Côte d’Ivoire / Deux jours de sitting pour une dette de plus de trois milliards aux reboiseurs : Acculé, Le DG de la Sodefor disparait des locaux.

Par Serikpa Djeckou De Sylva-Afriquematin.net

Mais où est-il passé ce mercredi 26 septembre ? s’interrogent les « reboiseurs » venus de Bouaké, San-Pedro, Abengourou, Bouaké, Gagnoa et autres grandes villes de l’intérieur pour réclamer au directeur général de la Société de Développement des Forêts (Sodefor), la somme de trois milliards de nos françs, à travers un sitting devant les locaux de l’entreprise.

Le Colonel Sangaré Mamadou, directeur général de la Sodefor a disparu de ses locaux pour une dette de plus de trois milliards impayés aux « reboiseurs ». Durant les deux jours qu’a duré le sitting organisé les mercredi et jeudi par les « reboiseurs » déterminés à se faire payés, le directeur général et son directeur financier Sidibé Moussa n’ont pas fait signe de vie. Les deux responsables ont abandonné le personnel aux mains des « envahisseurs » du jour. Comme un général d’armée dépouillé de ses grades, les deux « bidasses essoufflés » par la tournure des évènements, se sont certainement terrés entre les contreforts, du dernier survivant de la forêt, immergé par des milliers d’hectares de plantation de cacao que l’on appelle encore par abus « Forêt classée ».  A l’image d’une proie poursuivie par un fauve, les deux compères ont disparu. Mais comment sommes-nous arrivés à cette situation d’humiliation ? Côte d’Ivoire

Selon Okou Djédjé, responsable des « reboiseurs » résidant à Tiassalé, Colonel Sangaré Mamadou, refuse de payer les factures des travaux forestiers qu’ils ont réalisés depuis la campagne de 2009 : « Colonel Sangaré refuse de payer les factures des travaux que nous réalisons chaque année. Aujourd’hui, la dette est estimée à environ trois milliards. Et les différentes rencontres invitant le Dg à payer, sont restées infructueuses. Ce jour, nous avons décidé de faire un sitting pour réclamer notre dû », s’efforce t-il de nous expliquer au téléphone.
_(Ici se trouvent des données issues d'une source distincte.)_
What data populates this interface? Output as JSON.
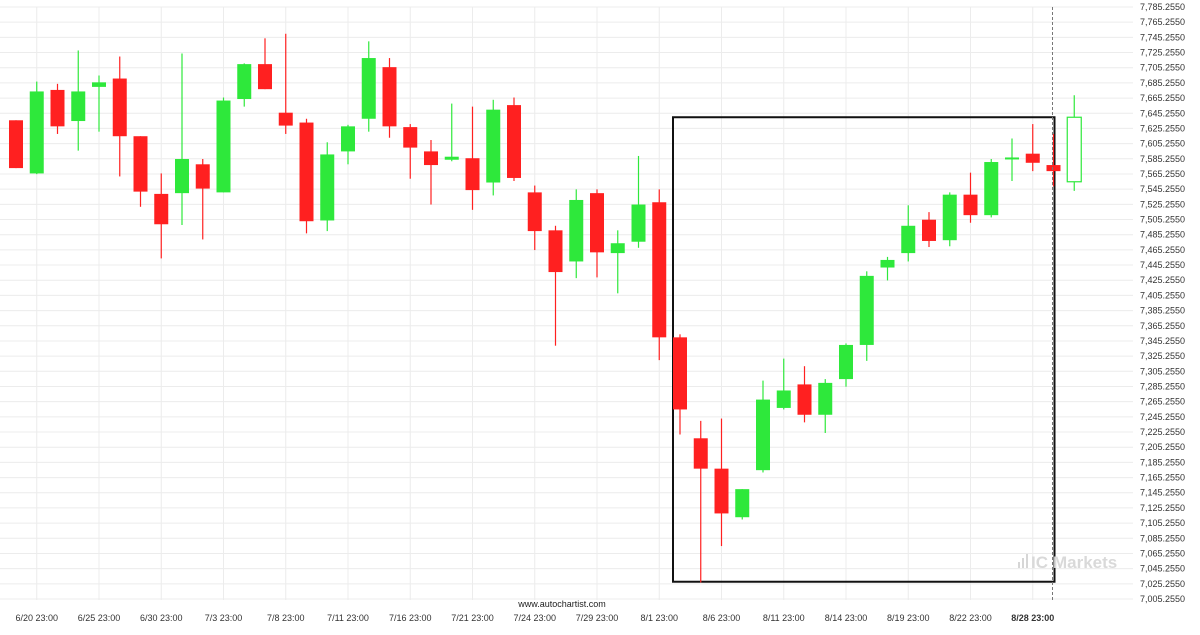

Quand Nimlin Noel affirme tout en prenant le peuple de Côte d’Ivoire à témoin. « Peuple de Côte d’Ivoire, nous sommes des sous-traitants auprès de la Sodefor dans le domaine des travaux forestiers, entre autres, le reboisement, les enquêtes socio-économiques, les levés de parcelles et la production des cartes. Mais voila, pendant que la Sodefor brandit nos travaux au monde entier, nous qui avons exécuté ces travaux avec notre propre argent sans préfinancement, la Sodefor refuse de nous payer », se plaint-il. Pour Kobli Jonas, cette attitude crée des problèmes aux chefs de famille qu’ils sont : « Nos enfants sont à la maison pour manque d’argent, alors que eux, ils inscrivent les leurs.  Voyez-vous ? Un message d’un tâcheron à qui la Sodefor doit des millions avant sa mort, nous a demandé de refaire sa tombe si son argent était payé », Et soudain Kobli Jonas fond en larme. Une minute de silence. Les yeux hagards comme un boxeur surpris par son adversaire, il poursuit : « Ça me… ça me fait 5 jours aujourd’hui que je n’ai pas gouté à ce qu’on appelle nourriture ; j’ai abandonné mes enfants, mais je m’en remets à Dieu », nous révèle-t-il.Côte d’Ivoire

Les quelques agents interrogés ont voulu garder l’anonymat. Pour eux, la Sodefor va de plus en plus mal. Cette entreprise est aujourd’hui un géant au pied d’argile. Elle peut s’écrouler sous le poids des dettes. « Nos emplois sont vraiment menacés », nous lance une dame. Aux dernières nouvelles, depuis son lieu de refuge, le directeur général a pris des engagements pour payer 50 millions aux « reboiseurs ». Ils ont finalement levé « l’embargo ». Deux des manifestants ont été blessés.  C’est en sang que N’Guessan Bewnett et Oka Doffou ont regagné leur domicile respectif. Une occasion d’interpeller, le ministre des Eaux et forêts, Alain-Richad Donwahi,  le ministre de l’économie et des finances, les deux ministères de tutelle, sans oublier N’Golo Fatogoma Coulibaly, président de la Haute Autorité de la bonne gouvernance.